Erste Produktion der neuen Delattre Dance Company an den Mainzer Kammerspiele


Ballettdebüt macht Hoffnung auf mehr
 

 
ape. Mainz. Die Geburt eines neuen Ensembles ist stets etwas besonderes. Zumal damit die Aussicht einhergeht, nachher das künstlerische Wachsen des Neulings mitverfolgen zu können. Im  Falle der Delattre Dance Company kommt hinzu, dass in der freien Theaterszene von Rheinland-Pfalz professionelle Ballettformationen eine Rarität sind. Bis zum frühen Tod der Choreographin Nancy Seitz-McIntyre 2006 war deren Truppe am Privattheater Mainzer Kammerspiele das einzige Ensemble dieser Kategorie im Land. An gleicher Stelle gaben nun Stéphen Delattre und sieben Mittänzer als neue Hauscompangnie ihr Debüt.
 

Foto: Delattre Dance Company

Der erkennbar ernsthaft gemeinte künstlerische Aufbruch hat  eine ernstnehmende Kritik verdient, die bei allem grundsätzlichen Wohlwollen für das Projekt dessen unvermeidliche Anfangsschwächen nicht ausspart.

„eXchange“ heißt die dreiteilige Startproduktion. Was Austausch bedeutet, für diese vier Frauen und vier Männer wohl auch Zueinanderfinden. Denn rasch wird deutlich: Hier kommen unterschiedlichste Tanzprägungen zusammen, und die nagelneue Formation hat – naturgemäß – noch ein gutes Wegstück zum eigenen Stil vor sich. Dass vormalige Tänzer vom Staatstheater Mainz dabei sind, sieht man an Anklängen des Forsythe-Stils. Andere bringen van-Manen-, Kylian- oder Palucca-Einschläge mit.
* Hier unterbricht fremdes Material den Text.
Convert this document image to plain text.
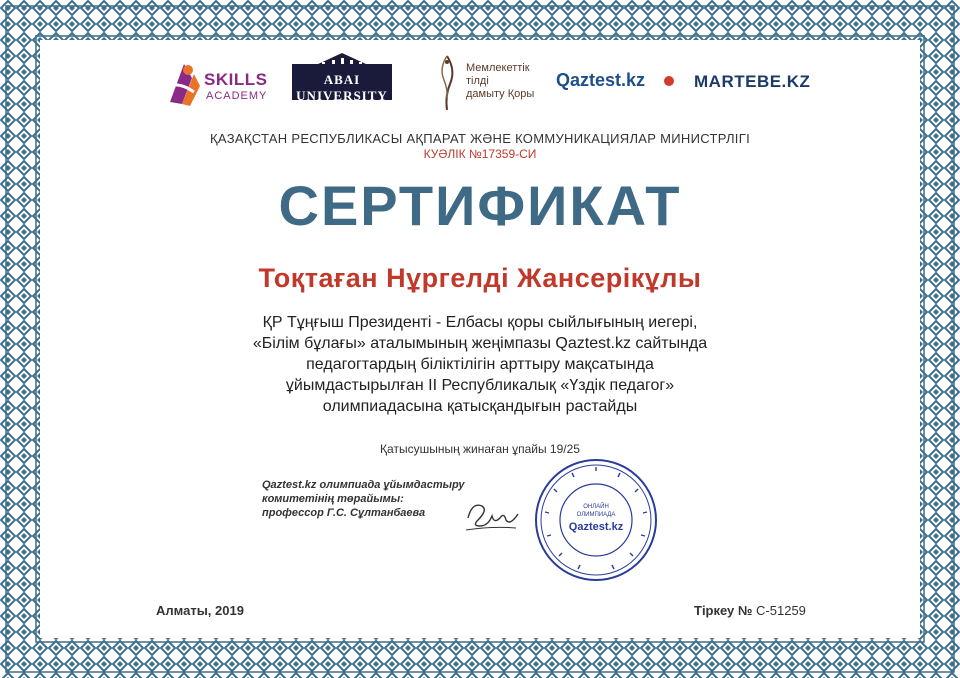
SKILLS
ACADEMY
ABAI UNIVERSITY
Мемлекеттік
тілді
дамыту Қоры
Qaztest.kz	MARTEBE.KZ
ҚАЗАҚСТАН РЕСПУБЛИКАСЫ АҚПАРАТ ЖӘНЕ КОММУНИКАЦИЯЛАР МИНИСТРЛІГІ
КУӘЛІК №17359-СИ
СЕРТИФИКАТ
Тоқтаған Нұргелді Жансерікұлы
ҚР Тұңғыш Президенті - Елбасы қоры сыйлығының иегері,
«Білім бұлағы» аталымының жеңімпазы Qaztest.kz сайтында
педагогтардың біліктілігін арттыру мақсатында
ұйымдастырылған ІІ Республикалық «Үздік педагог»
олимпиадасына қатысқандығын растайды
Қатысушының жинаған ұпайы 19/25
Qaztest.kz олимпиада ұйымдастыру
комитетінің төрайымы:
профессор Г.С. Сұлтанбаева	ОНЛАЙН
ОЛИМПИАДА
Qaztest.kz
Алматы, 2019	Тіркеу № С-51259
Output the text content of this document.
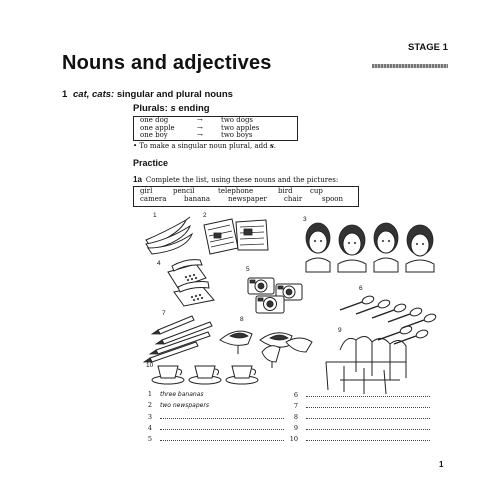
Nouns and adjectives
STAGE 1
1 cat, cats: singular and plural nouns
Plurals: s ending
one dog	→	two dogs
one apple	→	two apples
one boy	→	two boys
• To make a singular noun plural, add s.
Practice
1a Complete the list, using these nouns and the pictures:
girl	pencil	telephone	bird	cup
camera	banana	newspaper	chair	spoon
1	2
3
4
5
6
7
8
9
10
1 three bananas
2 two newspapers
3
4
5
6
7
8
9
10
1
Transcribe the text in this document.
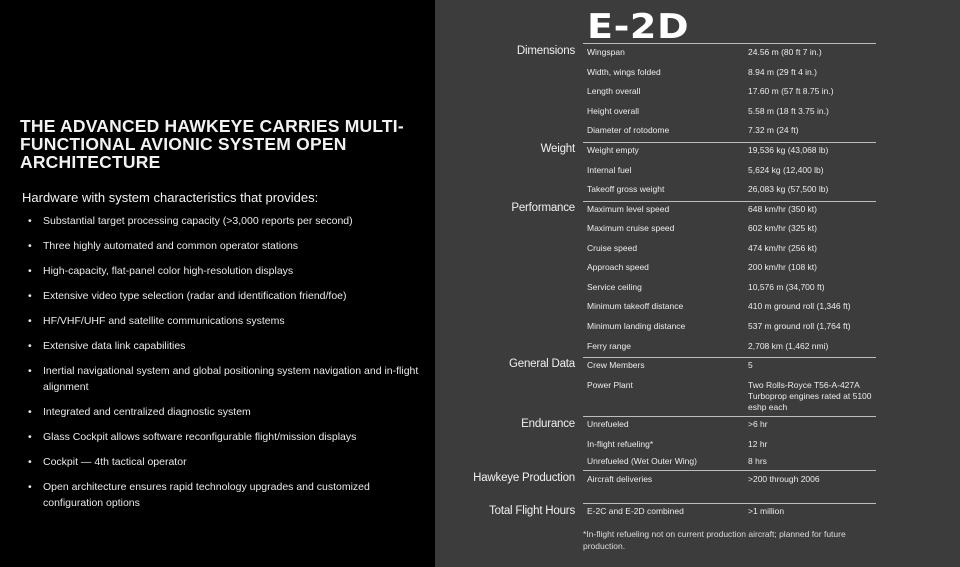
THE ADVANCED HAWKEYE CARRIES MULTI-FUNCTIONAL AVIONIC SYSTEM OPEN ARCHITECTURE

Hardware with system characteristics that provides:

• Substantial target processing capacity (>3,000 reports per second)
• Three highly automated and common operator stations
• High-capacity, flat-panel color high-resolution displays
• Extensive video type selection (radar and identification friend/foe)
• HF/VHF/UHF and satellite communications systems
• Extensive data link capabilities
• Inertial navigational system and global positioning system navigation and in-flight alignment
• Integrated and centralized diagnostic system
• Glass Cockpit allows software reconfigurable flight/mission displays
• Cockpit — 4th tactical operator
• Open architecture ensures rapid technology upgrades and customized configuration options
Dimensions Wingspan	24.56 m (80 ft 7 in.)
Width, wings folded	8.94 m (29 ft 4 in.)
Length overall	17.60 m (57 ft 8.75 in.)
Height overall	5.58 m (18 ft 3.75 in.)
Diameter of rotodome	7.32 m (24 ft)
Weight Weight empty	19,536 kg (43,068 lb)
Internal fuel	5,624 kg (12,400 lb)
Takeoff gross weight	26,083 kg (57,500 lb)
Performance Maximum level speed	648 km/hr (350 kt)
Maximum cruise speed	602 km/hr (325 kt)
Cruise speed	474 km/hr (256 kt)
Approach speed	200 km/hr (108 kt)
Service ceiling	10,576 m (34,700 ft)
Minimum takeoff distance	410 m ground roll (1,346 ft)
Minimum landing distance	537 m ground roll (1,764 ft)
Ferry range	2,708 km (1,462 nmi)
General Data Crew Members	5
Power Plant	Two Rolls-Royce T56-A-427A Turboprop engines rated at 5100 eshp each
Endurance Unrefueled	>6 hr
In-flight refueling*	12 hr
Unrefueled (Wet Outer Wing)	8 hrs
Hawkeye Production Aircraft deliveries	>200 through 2006
Total Flight Hours E-2C and E-2D combined	>1 million
E-2D

*In-flight refueling not on current production aircraft; planned for future production.
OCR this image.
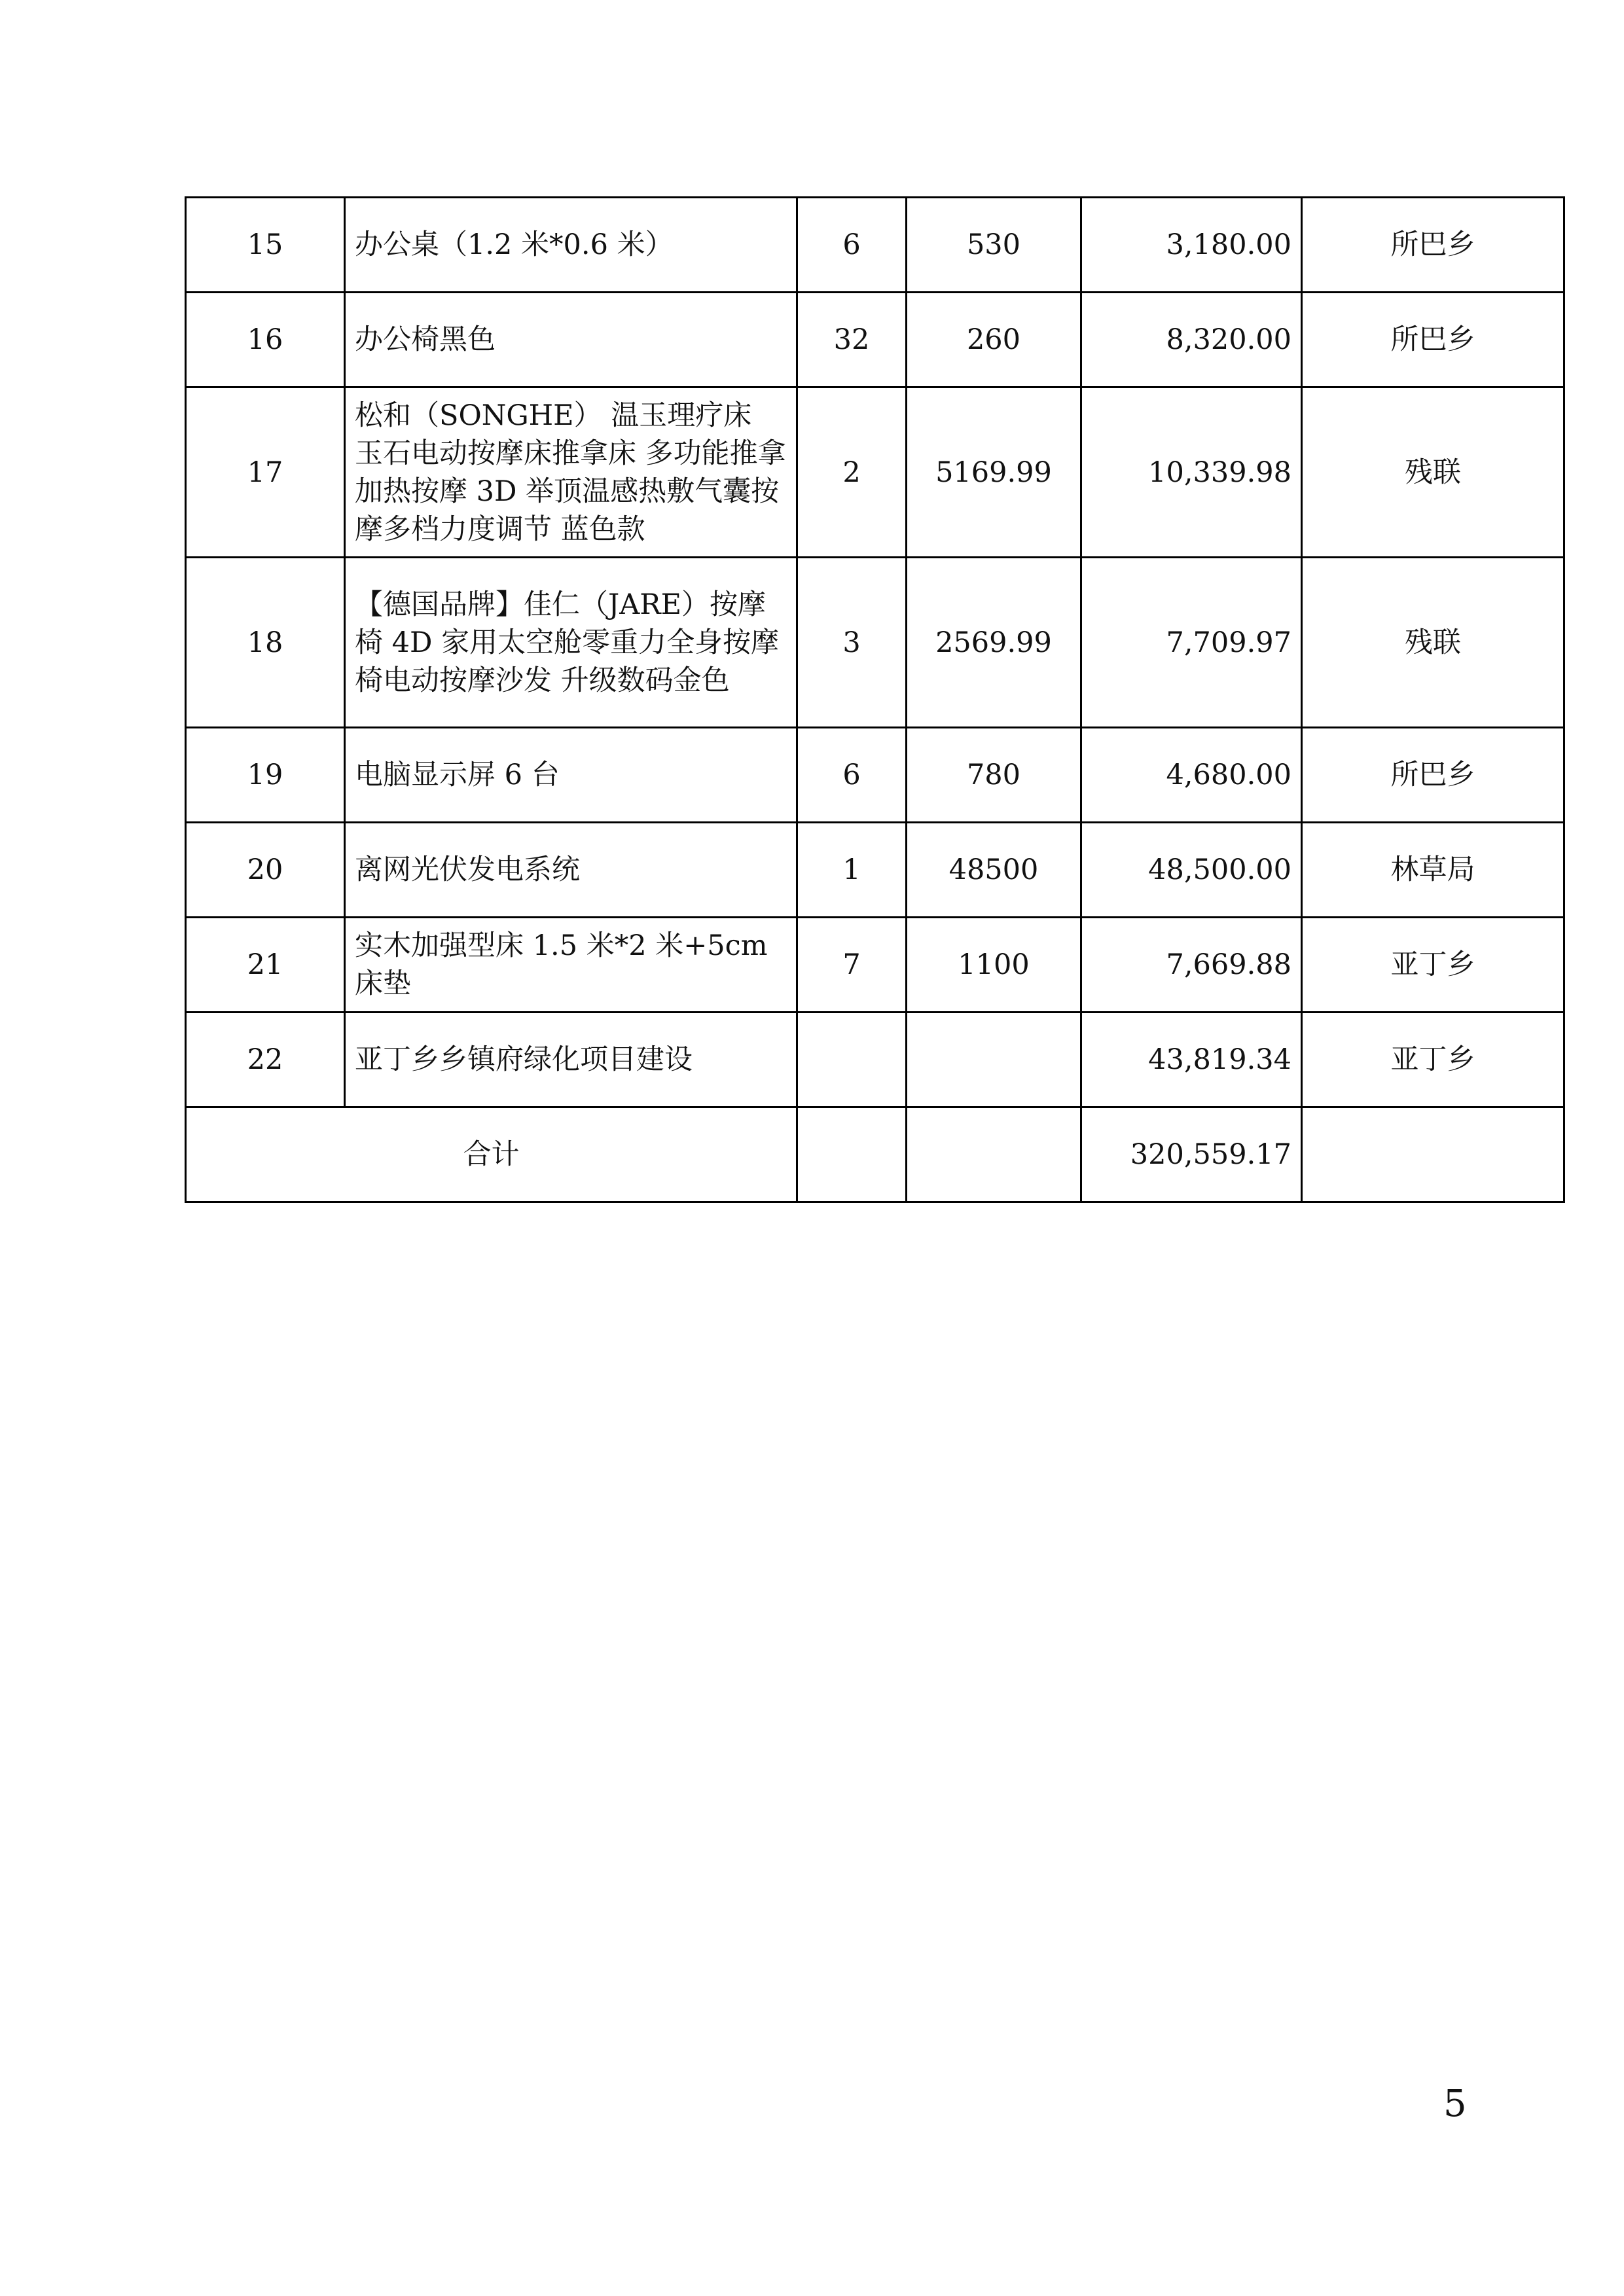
15	办公桌（1.2 米*0.6 米）	6	530	3,180.00	所巴乡
16	办公椅黑色	32	260	8,320.00	所巴乡
17	松和（SONGHE） 温玉理疗床 玉石电动按摩床推拿床 多功能推拿加热按摩 3D 举顶温感热敷气囊按摩多档力度调节 蓝色款	2	5169.99	10,339.98	残联
18	【德国品牌】佳仁（JARE）按摩椅 4D 家用太空舱零重力全身按摩椅电动按摩沙发 升级数码金色	3	2569.99	7,709.97	残联
19	电脑显示屏 6 台	6	780	4,680.00	所巴乡
20	离网光伏发电系统	1	48500	48,500.00	林草局
21	实木加强型床 1.5 米*2 米+5cm 床垫	7	1100	7,669.88	亚丁乡
22	亚丁乡乡镇府绿化项目建设			43,819.34	亚丁乡
合计				320,559.17	
5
Dem ersten Abendteil, „Konfrontation der Ersetzbarkeit“, kommt diese Verschiedenartigkeit entgegen. Mit Masken, Spiegeln, Kleiderwechseln, diversen tänzerischen Ausdrucksformen handelt er vom Drang, andere Persönlichkeitszüge zu entdecken, auszuprobieren, anzunehmen. Zuerst in kleinteiligen Paarkonfrontationen ziemlich verwuselt, findet die Choreographie schließlich in energiegeladenen Sechserformationen ihr dramaturgisches wie ästhetisches Zentrum. 

Der zweite Teil, „Chapeau(x)!“, ist eine verspielte Nummer, bei der Tänzer im weißen Frack aufs Varieté Bezug nehmen. Eine hübsche Arbeit, deren hintersinniges Insistieren auf die Funktion des Zylinders als Statussymbol wie als Instrument der Achtung und Beglückwünschung („den Hut ziehen vor“) sich allerdings erst aus dem Programmheft erschließt. In dieser Sache besteht bei der neuen Compagnie Emanzipationsbedarf.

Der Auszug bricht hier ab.